The illegal cannabis problem in Southern Oregon is not law enforcement, but organized high-volume illegality, especially by administered by cartels. A hapless drone worker was recently discovered in a shallow grave in Josephine County. Hundreds more drones have been detained.

The illegal grows are indeed high-capacity agricultural operations, typically appended to existing legal cannabis or hemp operations, especially around the corner or down the hill on big-acre rural properties. There is enormous money made by trips to e.g. Boise.

Jonah Rochette said...

Frustrating! I too live in Southern Oregon and the quality of life has diminished, for a number of reasons. I'd like to blame our local Sheriff--and he's partly to blame, I'm sure--but the bigger problem lies outside our area, especially with federal legal attitudes toward a little green bush that some like to smoke.
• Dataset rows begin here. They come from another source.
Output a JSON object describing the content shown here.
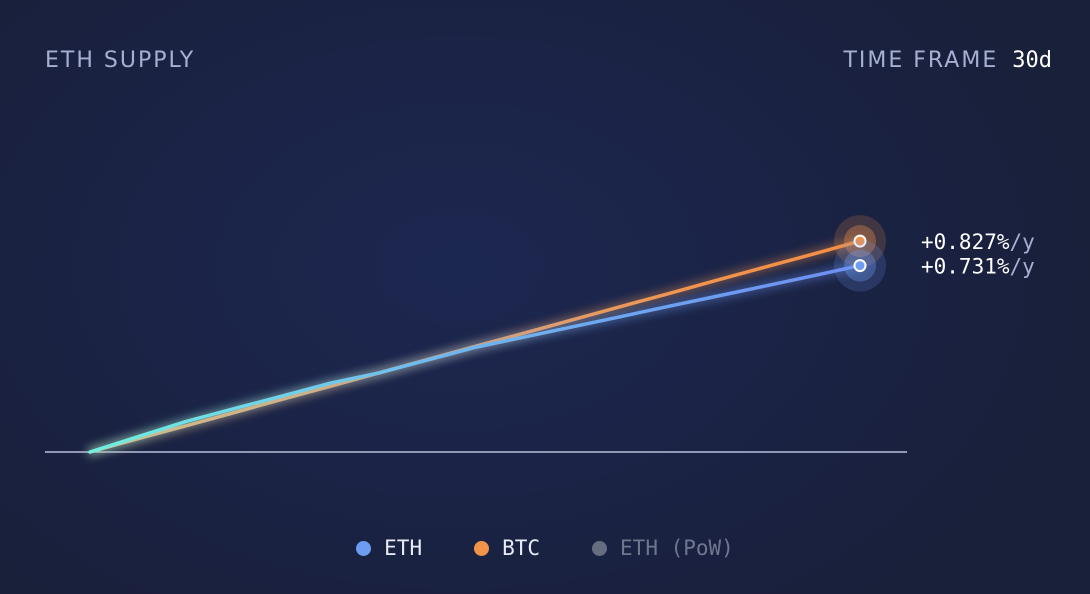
{
  "header": {
    "title": "ETH SUPPLY",
    "timeframe_label": "TIME FRAME",
    "timeframe_value": "30d"
  },
  "chart_data": {
    "type": "line",
    "title": "ETH SUPPLY",
    "xlabel": "",
    "ylabel": "",
    "grid": false,
    "legend_position": "bottom",
    "series": [
      {
        "name": "ETH",
        "color": "#6d9cf2",
        "values": [
          0,
          0.06,
          0.12,
          0.17,
          0.22,
          0.27,
          0.31,
          0.36,
          0.41,
          0.45,
          0.49,
          0.53,
          0.57,
          0.61,
          0.65,
          0.69,
          0.731
        ],
        "end_value": "+0.731%",
        "unit": "/y"
      },
      {
        "name": "BTC",
        "color": "#f2934a",
        "values": [
          0,
          0.052,
          0.103,
          0.155,
          0.207,
          0.258,
          0.31,
          0.362,
          0.414,
          0.465,
          0.517,
          0.569,
          0.62,
          0.672,
          0.724,
          0.775,
          0.827
        ],
        "end_value": "+0.827%",
        "unit": "/y"
      },
      {
        "name": "ETH (PoW)",
        "color": "#666d80",
        "values": [],
        "hidden": true
      }
    ]
  },
  "legend": [
    {
      "label": "ETH",
      "color": "#6d9cf2",
      "text_color": "#e8ecf7"
    },
    {
      "label": "BTC",
      "color": "#f2934a",
      "text_color": "#e8ecf7"
    },
    {
      "label": "ETH (PoW)",
      "color": "#666d80",
      "text_color": "#6f778f"
    }
  ]
}
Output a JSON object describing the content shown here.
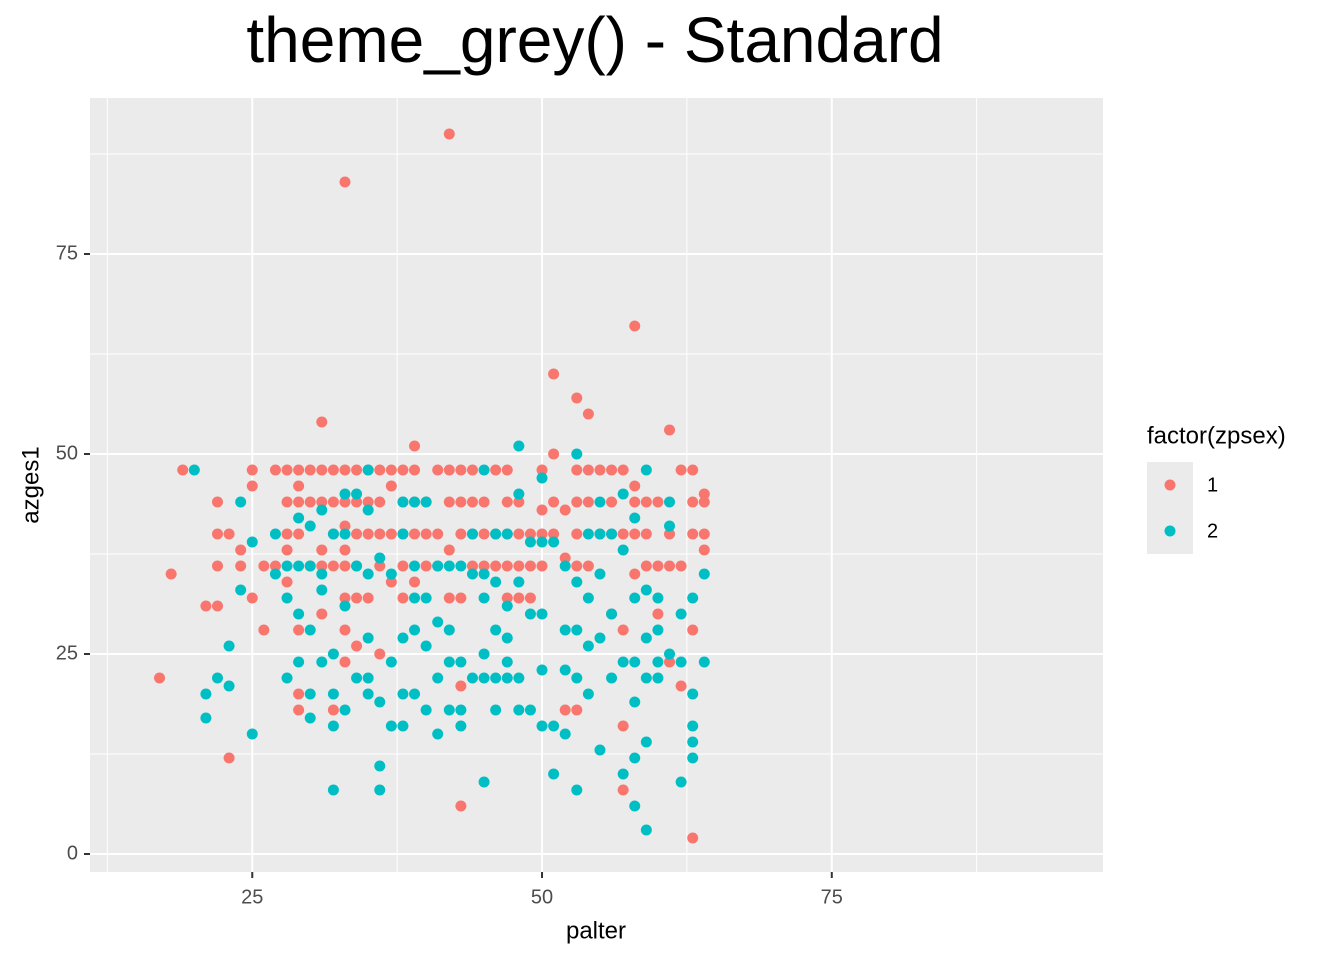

I pay taxes but feel like I have no control over the price of pot in Roanoke or Fargo. That, to me, is the essential problem.

Mike said...

There's an herbal medicine book from the early 1900s called Back To Eden by Jethro Kloss that included the use of cannabis as a preventive or treatment for a remarkable number of ailments. However, it's obviously no cure for man's greed and aggression.